Snow Story

30/3
The snow swirls past the window, and while it was raining heavily with a bitter wind in Edinburgh, a few miles south it turned to snow, coating the road and the surrounding fields. The bus sometimes swerved and skidded, we passed a police car and ambulance, though I could not see what had happened, and a little further on, another bus had pulled into a lay-by and we took on the passengers, coated with snow from the short walk from their bus to ours. Apparently that bus's windscreen wipers had failed and so they'd had to stop.

31/3
The snow has fallen all night and it's over a foot deep,[I would make that metric, but a third of a metre does not trip easily off the tongue; still I suppose I could say about 30 centimetres] coming over my boots. There's no power. I put out food for the birds, though its quickly covered over again, with snow. The bushes and the hedge are bent over with the weight of it. There is a quality to the silence that reminds me of a French farmhouse, with thick walls and oak beams, a low sky and empty fields stretching away to the horizon. Il manque seulement le cri du coq. The only sounds are the occasional whoosh like wide descending wings, as piled-up snow falls off tree branches. And the faint pattering sound of the snow on my hood when I'm outside shovelling the snow off the path. I light a fire put a pan of water on the coals to heat and once it's boiled, make some tea. It tastes slightly sooty, marvellous to have hot tea. When I put the pan back on the fire it sings a thin reedy little song, which deepens into something more breathy and gushing as it comes to the boil.

1st April
Today the sun comes out and the snow gleams and glitters in the light. I'm standing at the front door, feeling the sun on my face when I notice a trudging figure walking up the hill. It's the milkman. Usually he brings his van up to the top of the hill, to deliver the cartons of milk, but today he tells me, as I walk to the gate, to save him coming up the path, that he could not get his van up the hill, you'd need a four wheel drive to do that, he said.

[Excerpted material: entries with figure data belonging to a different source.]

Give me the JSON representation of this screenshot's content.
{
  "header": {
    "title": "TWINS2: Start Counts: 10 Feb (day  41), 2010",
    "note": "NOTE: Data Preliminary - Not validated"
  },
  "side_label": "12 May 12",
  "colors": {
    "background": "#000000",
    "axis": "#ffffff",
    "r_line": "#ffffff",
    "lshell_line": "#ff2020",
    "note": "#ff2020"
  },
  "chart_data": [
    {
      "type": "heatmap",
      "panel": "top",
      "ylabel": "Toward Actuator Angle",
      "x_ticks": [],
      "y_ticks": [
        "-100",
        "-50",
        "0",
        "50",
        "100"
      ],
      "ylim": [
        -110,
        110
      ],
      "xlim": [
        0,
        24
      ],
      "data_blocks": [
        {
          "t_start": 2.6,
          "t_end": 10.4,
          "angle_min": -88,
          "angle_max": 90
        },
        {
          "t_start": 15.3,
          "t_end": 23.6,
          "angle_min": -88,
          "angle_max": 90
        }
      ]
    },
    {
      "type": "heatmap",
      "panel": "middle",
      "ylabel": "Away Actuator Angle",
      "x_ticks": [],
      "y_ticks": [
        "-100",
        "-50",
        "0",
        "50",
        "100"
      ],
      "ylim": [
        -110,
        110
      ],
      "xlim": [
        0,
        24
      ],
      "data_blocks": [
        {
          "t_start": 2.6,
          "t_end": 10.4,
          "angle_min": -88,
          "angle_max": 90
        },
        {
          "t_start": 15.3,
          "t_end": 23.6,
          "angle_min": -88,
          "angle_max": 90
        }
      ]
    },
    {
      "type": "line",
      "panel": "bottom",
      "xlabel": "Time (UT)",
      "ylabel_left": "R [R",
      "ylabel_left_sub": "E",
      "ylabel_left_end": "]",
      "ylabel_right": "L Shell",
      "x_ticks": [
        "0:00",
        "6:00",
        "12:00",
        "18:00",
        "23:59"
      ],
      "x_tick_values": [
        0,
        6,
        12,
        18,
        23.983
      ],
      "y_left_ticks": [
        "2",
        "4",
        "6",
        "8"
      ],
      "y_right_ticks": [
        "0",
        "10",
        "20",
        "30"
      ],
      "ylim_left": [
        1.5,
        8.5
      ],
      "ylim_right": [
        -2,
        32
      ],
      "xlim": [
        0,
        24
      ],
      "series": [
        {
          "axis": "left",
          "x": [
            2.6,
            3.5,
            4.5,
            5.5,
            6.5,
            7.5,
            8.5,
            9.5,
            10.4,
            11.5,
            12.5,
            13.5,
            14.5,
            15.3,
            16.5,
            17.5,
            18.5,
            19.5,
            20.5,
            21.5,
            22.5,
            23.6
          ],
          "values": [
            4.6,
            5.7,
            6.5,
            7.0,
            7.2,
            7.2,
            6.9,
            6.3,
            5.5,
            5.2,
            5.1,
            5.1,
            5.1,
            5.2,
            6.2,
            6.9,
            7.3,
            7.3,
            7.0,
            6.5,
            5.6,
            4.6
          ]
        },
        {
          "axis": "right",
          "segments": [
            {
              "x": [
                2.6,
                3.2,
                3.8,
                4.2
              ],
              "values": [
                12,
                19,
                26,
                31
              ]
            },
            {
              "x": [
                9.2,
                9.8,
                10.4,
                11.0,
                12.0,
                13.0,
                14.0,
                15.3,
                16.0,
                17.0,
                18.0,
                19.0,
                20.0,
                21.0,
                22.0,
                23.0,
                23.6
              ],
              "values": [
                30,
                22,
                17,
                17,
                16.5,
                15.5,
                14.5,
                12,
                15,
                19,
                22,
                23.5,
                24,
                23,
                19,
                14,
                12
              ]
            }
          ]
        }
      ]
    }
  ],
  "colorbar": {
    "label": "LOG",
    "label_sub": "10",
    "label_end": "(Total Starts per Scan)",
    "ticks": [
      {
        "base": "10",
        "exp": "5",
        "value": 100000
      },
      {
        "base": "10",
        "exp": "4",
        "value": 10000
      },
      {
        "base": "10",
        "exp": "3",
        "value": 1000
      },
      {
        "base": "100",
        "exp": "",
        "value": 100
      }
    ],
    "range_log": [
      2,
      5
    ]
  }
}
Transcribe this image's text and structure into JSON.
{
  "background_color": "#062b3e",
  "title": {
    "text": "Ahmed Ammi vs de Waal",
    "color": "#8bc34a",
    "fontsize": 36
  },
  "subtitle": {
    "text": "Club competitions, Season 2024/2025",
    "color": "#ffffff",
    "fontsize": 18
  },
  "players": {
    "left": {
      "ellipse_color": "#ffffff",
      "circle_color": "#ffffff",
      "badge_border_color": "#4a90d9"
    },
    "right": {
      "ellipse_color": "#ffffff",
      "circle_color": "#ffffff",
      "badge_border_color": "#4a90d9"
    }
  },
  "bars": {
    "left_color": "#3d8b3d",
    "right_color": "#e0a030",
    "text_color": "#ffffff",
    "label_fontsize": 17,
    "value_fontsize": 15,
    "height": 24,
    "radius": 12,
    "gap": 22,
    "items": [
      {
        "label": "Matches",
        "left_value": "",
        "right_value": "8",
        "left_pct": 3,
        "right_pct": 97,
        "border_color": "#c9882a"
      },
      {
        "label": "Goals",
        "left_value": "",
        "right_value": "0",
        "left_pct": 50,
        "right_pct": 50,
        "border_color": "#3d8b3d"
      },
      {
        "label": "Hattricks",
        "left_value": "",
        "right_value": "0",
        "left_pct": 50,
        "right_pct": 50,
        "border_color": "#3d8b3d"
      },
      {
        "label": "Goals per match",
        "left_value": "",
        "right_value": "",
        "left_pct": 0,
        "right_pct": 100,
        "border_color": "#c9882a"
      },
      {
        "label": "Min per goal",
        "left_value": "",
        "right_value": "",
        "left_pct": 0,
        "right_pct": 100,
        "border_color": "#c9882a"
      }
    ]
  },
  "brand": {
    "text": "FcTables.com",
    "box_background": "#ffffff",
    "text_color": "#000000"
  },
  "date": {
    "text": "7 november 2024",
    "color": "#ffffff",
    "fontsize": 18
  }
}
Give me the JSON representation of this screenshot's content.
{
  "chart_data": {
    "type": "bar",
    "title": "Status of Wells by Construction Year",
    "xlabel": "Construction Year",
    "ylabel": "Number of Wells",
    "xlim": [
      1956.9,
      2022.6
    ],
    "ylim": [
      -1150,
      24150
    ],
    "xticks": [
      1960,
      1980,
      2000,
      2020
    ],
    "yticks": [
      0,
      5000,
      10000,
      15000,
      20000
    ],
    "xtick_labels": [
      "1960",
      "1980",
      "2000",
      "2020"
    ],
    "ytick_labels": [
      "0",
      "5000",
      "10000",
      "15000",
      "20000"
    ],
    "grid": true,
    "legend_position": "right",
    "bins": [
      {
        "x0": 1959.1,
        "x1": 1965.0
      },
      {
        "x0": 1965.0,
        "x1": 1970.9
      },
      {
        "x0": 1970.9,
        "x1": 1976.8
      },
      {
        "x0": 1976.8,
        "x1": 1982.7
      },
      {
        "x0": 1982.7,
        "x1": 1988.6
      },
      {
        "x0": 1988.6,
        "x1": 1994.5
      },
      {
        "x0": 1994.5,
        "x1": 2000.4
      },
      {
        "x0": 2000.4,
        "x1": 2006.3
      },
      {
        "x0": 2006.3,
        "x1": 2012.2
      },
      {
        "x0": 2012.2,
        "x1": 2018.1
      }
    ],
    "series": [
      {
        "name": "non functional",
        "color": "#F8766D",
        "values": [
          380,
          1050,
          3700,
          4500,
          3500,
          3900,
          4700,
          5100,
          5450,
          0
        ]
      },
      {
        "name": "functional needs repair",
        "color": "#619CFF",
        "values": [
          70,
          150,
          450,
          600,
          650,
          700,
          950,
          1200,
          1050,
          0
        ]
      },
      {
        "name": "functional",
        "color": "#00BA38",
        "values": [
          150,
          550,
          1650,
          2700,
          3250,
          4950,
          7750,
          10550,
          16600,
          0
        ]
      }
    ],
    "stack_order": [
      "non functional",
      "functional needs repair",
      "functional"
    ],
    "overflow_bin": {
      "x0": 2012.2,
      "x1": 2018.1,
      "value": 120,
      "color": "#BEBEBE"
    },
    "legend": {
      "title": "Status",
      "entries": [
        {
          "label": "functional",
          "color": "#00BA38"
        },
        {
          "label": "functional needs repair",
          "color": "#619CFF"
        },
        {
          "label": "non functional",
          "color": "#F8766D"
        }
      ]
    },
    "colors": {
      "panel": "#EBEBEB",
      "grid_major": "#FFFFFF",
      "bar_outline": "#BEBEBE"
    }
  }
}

In the city there's no sign of snow. I go to the Pen office in the Writers' Museum and tell N about the snow, and the lack of power. Ah so that's why you've come in today, to be somewhere warm, he says.

It's still sunny when I leave a few hours later. There's an odd feeling about this day, first of April, April Fool's, as if its real nature is lurking under the surface, and what can be seen could be just a façade that could change its nature in the blink of an eye, laughingly throw off its disguise and turn into what it really is. Like the Lord of Misrule, the snow has swept its cloak over everything, and now it's vanished, look, just like that. But the bus takes a different route, as the A7 is blocked by a fallen tree. A van by the side of the road, on the way back, is parked on an embankment, tilted at an angle that makes it look as if it could fall over at any moment. But even though it's still cold, the light loiters in the city streets, giving the feeling of time being gently stretched, a hovering stillness, despite the crowds of people walking briskly about.